3. Replace the network cable attaching the problematic box to the LAN from eth0 (I see good lights however)

4. Replace the network cable chaining the Primary and Backup boxes from their DMZ ports (I see good lights however).

 

Not sure what my chess moves should be and in what order. Any advice. I have not done any Firmware Up2Dates recently so I dont believe that would affect anything. Not sure if a automated Pattern Up2Date could cause this or if I legitimately have a malfunctioning Primary UTM.

 

  • If you have physical access to that device, try to power off and reboot the dead device.

    If the device is under warranty do RMA process. If not try to find the fault.

    Try to use a console cable (not sure which one is possible at SG125) a tell us about the output. Maybe try to reinstall the dead UTM with iso.

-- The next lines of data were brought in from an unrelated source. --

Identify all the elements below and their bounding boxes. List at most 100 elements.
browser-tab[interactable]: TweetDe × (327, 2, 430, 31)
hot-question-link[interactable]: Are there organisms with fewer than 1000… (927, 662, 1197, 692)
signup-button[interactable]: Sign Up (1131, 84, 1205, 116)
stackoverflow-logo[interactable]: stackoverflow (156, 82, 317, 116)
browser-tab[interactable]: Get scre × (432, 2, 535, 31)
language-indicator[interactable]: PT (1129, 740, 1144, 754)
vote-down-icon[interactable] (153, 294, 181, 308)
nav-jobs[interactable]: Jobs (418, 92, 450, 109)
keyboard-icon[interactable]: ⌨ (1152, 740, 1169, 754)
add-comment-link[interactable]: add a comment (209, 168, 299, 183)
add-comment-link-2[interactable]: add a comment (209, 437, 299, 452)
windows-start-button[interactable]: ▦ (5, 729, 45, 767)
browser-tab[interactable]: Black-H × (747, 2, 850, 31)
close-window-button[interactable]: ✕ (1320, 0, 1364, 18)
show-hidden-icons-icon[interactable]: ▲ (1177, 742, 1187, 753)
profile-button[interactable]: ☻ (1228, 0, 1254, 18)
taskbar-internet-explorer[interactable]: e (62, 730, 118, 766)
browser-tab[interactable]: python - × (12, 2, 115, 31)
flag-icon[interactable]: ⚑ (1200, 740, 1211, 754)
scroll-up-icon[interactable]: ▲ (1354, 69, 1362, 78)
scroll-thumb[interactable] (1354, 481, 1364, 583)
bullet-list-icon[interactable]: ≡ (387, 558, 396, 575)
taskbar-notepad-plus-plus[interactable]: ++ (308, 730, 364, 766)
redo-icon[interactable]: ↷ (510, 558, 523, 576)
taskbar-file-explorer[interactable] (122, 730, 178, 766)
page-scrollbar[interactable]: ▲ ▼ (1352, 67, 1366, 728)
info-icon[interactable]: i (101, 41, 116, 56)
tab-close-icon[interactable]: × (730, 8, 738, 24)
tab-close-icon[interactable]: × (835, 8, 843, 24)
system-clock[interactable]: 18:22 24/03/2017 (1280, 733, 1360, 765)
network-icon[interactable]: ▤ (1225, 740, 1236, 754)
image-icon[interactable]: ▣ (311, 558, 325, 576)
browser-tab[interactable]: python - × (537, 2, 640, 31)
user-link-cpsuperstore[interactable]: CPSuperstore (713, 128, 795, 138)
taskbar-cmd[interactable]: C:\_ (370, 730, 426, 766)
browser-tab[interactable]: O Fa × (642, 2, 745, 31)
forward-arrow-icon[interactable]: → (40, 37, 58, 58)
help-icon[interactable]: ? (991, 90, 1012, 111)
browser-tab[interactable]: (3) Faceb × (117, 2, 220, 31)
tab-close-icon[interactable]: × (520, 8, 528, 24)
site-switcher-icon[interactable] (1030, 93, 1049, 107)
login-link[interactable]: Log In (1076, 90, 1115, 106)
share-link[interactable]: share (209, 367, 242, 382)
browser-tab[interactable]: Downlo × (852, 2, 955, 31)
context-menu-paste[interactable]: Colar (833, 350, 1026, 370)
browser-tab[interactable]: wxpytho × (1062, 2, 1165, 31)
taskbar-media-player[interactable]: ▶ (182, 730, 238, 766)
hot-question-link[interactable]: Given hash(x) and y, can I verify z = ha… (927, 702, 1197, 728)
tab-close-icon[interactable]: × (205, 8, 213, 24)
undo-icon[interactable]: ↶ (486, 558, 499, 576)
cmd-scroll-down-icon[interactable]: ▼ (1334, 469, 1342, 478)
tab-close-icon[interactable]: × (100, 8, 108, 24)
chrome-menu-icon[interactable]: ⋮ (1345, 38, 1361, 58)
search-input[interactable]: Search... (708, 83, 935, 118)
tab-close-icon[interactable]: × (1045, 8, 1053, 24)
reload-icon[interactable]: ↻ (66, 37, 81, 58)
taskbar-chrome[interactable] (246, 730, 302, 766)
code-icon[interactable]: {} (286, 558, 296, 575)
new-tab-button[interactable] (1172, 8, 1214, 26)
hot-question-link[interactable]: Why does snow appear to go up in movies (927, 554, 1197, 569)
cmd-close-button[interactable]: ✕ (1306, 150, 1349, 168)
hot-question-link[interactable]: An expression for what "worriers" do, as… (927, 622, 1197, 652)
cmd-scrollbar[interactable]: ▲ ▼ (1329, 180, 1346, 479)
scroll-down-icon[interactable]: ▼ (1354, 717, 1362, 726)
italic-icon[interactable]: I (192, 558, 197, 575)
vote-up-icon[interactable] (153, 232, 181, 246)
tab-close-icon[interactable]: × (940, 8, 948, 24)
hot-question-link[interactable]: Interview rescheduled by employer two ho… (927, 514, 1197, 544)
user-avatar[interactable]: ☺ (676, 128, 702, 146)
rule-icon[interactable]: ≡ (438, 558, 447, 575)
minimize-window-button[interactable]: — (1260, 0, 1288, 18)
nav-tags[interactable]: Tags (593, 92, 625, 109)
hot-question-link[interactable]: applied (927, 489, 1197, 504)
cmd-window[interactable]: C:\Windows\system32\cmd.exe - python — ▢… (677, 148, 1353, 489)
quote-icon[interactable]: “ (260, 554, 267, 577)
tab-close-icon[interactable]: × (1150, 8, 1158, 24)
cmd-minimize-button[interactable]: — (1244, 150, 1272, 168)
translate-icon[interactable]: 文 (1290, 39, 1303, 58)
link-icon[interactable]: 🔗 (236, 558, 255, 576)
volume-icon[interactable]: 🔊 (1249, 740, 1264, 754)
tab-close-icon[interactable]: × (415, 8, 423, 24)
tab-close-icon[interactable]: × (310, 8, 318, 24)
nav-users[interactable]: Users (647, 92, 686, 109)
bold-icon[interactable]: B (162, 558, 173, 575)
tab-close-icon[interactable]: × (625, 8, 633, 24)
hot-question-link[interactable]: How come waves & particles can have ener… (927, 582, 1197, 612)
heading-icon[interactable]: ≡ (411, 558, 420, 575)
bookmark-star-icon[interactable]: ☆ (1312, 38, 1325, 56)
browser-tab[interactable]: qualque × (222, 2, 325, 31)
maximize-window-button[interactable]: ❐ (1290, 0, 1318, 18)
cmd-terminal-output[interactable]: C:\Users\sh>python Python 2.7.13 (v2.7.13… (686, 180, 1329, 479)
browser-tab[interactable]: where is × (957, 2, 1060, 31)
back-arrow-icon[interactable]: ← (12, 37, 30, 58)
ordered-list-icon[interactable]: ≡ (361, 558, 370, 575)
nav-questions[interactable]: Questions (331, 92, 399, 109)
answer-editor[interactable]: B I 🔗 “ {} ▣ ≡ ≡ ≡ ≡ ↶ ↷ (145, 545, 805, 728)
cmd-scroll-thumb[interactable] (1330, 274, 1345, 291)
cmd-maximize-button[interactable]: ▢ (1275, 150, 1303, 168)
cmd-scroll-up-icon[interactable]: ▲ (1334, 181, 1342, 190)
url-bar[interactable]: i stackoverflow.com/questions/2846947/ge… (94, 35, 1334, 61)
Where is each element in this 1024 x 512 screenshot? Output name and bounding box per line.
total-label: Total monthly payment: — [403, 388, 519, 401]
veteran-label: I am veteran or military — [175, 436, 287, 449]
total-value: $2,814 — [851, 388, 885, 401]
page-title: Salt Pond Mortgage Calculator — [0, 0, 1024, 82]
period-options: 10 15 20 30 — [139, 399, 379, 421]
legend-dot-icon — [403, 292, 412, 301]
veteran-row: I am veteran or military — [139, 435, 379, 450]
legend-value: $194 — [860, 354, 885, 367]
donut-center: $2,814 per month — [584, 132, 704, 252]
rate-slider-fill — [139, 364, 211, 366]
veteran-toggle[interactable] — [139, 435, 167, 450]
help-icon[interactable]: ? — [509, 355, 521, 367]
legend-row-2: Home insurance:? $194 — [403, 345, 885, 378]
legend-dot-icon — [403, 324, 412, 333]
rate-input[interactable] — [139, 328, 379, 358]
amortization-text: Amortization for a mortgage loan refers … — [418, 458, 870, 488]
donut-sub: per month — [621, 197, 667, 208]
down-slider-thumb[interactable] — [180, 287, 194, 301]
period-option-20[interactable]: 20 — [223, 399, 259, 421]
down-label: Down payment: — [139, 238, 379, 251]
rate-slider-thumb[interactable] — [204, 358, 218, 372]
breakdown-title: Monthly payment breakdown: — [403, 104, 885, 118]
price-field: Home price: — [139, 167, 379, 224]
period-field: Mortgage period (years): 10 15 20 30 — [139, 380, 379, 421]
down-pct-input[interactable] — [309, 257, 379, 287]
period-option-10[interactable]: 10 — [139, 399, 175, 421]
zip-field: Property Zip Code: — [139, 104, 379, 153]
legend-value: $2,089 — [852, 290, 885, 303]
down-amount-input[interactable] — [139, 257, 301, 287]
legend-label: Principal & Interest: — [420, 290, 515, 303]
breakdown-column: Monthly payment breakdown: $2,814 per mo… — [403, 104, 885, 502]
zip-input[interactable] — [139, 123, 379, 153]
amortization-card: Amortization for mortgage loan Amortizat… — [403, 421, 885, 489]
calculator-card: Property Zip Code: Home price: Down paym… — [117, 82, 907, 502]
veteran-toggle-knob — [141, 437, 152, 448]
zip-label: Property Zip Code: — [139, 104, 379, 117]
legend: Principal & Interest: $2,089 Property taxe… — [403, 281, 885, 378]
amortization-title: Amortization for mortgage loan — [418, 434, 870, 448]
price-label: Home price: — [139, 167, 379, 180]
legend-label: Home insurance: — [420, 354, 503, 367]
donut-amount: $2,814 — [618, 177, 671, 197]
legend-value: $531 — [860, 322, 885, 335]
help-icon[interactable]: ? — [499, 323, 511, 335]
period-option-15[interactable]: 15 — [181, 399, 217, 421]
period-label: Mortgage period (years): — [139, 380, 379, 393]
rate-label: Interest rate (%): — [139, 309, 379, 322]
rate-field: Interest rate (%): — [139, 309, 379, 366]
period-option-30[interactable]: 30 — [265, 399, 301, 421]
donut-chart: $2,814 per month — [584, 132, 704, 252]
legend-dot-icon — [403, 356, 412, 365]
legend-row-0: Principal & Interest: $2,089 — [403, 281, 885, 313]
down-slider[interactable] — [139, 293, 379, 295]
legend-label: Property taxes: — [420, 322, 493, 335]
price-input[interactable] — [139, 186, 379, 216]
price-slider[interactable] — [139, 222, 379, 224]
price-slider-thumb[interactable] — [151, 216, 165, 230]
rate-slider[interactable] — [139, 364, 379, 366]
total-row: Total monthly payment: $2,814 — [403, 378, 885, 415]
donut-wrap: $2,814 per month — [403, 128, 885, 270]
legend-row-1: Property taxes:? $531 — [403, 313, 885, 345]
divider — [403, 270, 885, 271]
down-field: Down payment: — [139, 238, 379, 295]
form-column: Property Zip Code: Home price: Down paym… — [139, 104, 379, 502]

    Don’t shut down the active device!

    Best regards

    Alex

  • In reply to Alexander Busch:

    Welp. A forceful unplug/reboot of what was the primary SG125 seems to have done the trick.  Once it started back up, the SYNCH status showed in the HA area of WebAdmin.  It was synching while the BackupSophos was still running a MASTER. Once they synched up, they switched positions and PrimarySophos (the problematic one that was rebooted) changed from SLAVE to MASTER and BackupSophos slid back into its customary SLAVE role.  So, Humpty Dumpty is back together again. But not sure why the Primary SG125 went dead to begin with. I ruled out cabling.  Maybe a Pattern Up2Date didnt load properly and caused it to FUBAR, forcing a rollover to the backup?  I had not made any changes in the WebAdmin for weeks so it was not my doing. Either hardware failed or some automatic update failed. Lets see if it happens again....

     

  • In reply to UDPride:

    Glad to hear. So you see your HA is perfectly working. And keep that in memory, if this node is failing again you should examine this more deeply.

    Best regards

    Alex

  • In reply to UDPride:

    With two identical pieces of hardware, I normally recommend to not choose a preferred master.

    Cheers - Bob